No longer a good, not yet a service

“Getting what you deserve” by Nick Smith in today’s Independent (which isn’t, it’s Fairfax-owned) is a good read about the future of the media. In beautiful irony, it doesn’t seem to be online, so I’ll excerpt it here:

“Journalists deserve low pay” Robert Picard, media economics professor at Jonkoping University, Sweden, opined provocatively. “Wages are compensation for value creation and journalists simply aren’t creating much value these days.”

The alarming disappearance of papers and journalists (27,000 have lost their jobs in the US alone in the last 18 months) is, Picard argues, a result of loss of control of content.

Picard believes skilled journalists are not like skilled plumbers. Their skill is the distribution of other peoples’ knowledge. Now, that knowledge is distributed online at little cost, and control of the saleable commodity has disappeared. “The primary value created today comes from the basic underlying value of the labour of journalists. Unfortunately that value is now near zero.”

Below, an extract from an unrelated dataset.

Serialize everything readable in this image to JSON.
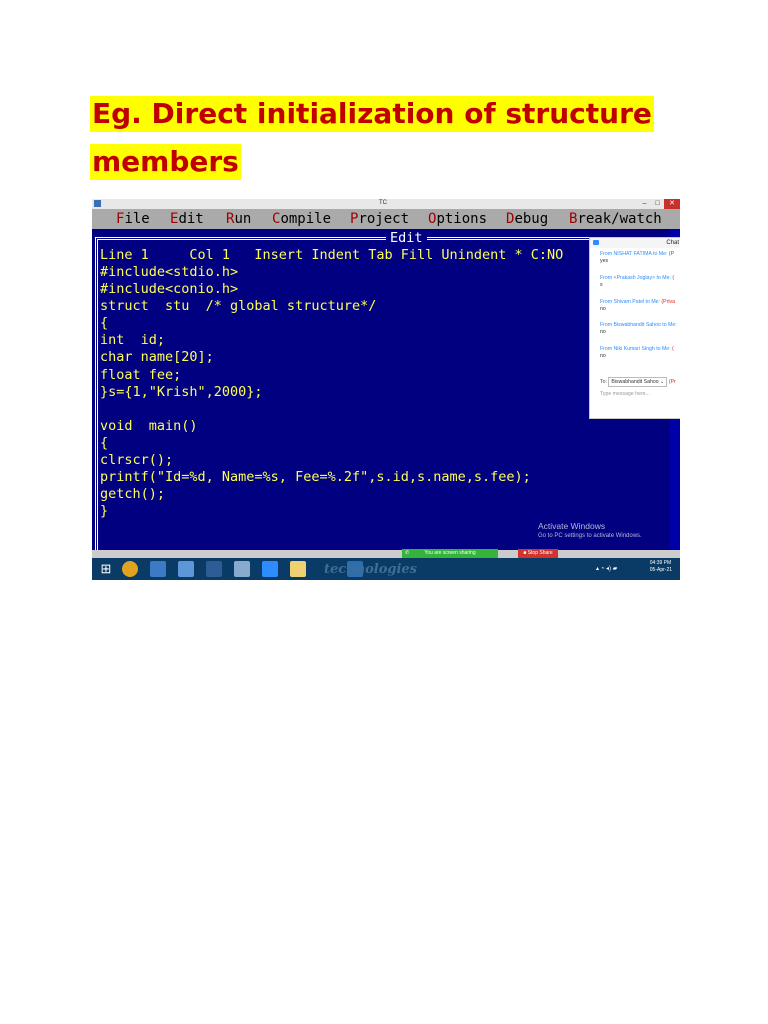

Rupert Murdoch, so often cast as the scourge of journalism, is shaping up as a white knight. His News Corp is to start charging for website content. … His determination to wrest control of content and ensure payment is significant. The Financial Times followed last week with its own iTunes-inspired business model Fairfax Media, Australia-based publisher of The Independent, is also said to be considering joining the pay-per-read campaign. If both follow through, every daily Australian newspaper, save the West Australian, will charge for at least some online reading. Fairfax chief executive Brian McCarthy’s comments that digital delivery must be monetised will cheer Barry Colman, publisher of the National Business Review, the only New Zealand website to charge a fee. Colman says a pay-per-view model is the only way to stop further newspaper losses and the erosion of quality.

[Edit: It’s online now. Thanks I/S.]

The problem with Murdoch, Colman and indeed the good professor whose quote leads the piece, is that they see news as a good; a thing which people should pay for. But really, it’s not a good – it’s a service.

Or more precisely, news text and information is a good, but it can’t readily be monetised – what can, and must, be monetised is the service of distributing and providing access to that good, and most critically, the service of filtering out all the stuff which is irrelevant. This is the service journalists provide – their real value isn’t, as Picard says, generating content in the paragraph factory, it’s in their role as decision-makers defining what is news and what isn’t, what people need to know about and what they don’t.

Murdoch and his cohort see the internet, which robs their ‘good’ of value, as a problem to be solved or circumvented. But the internet is the only thing which will allow for the establishment of a genuine service which will enable media companies to provide tailored, targeted content to individual readers.

Content can be free – but as the volume of content grows, the value of relevance increases. That’s where the money is.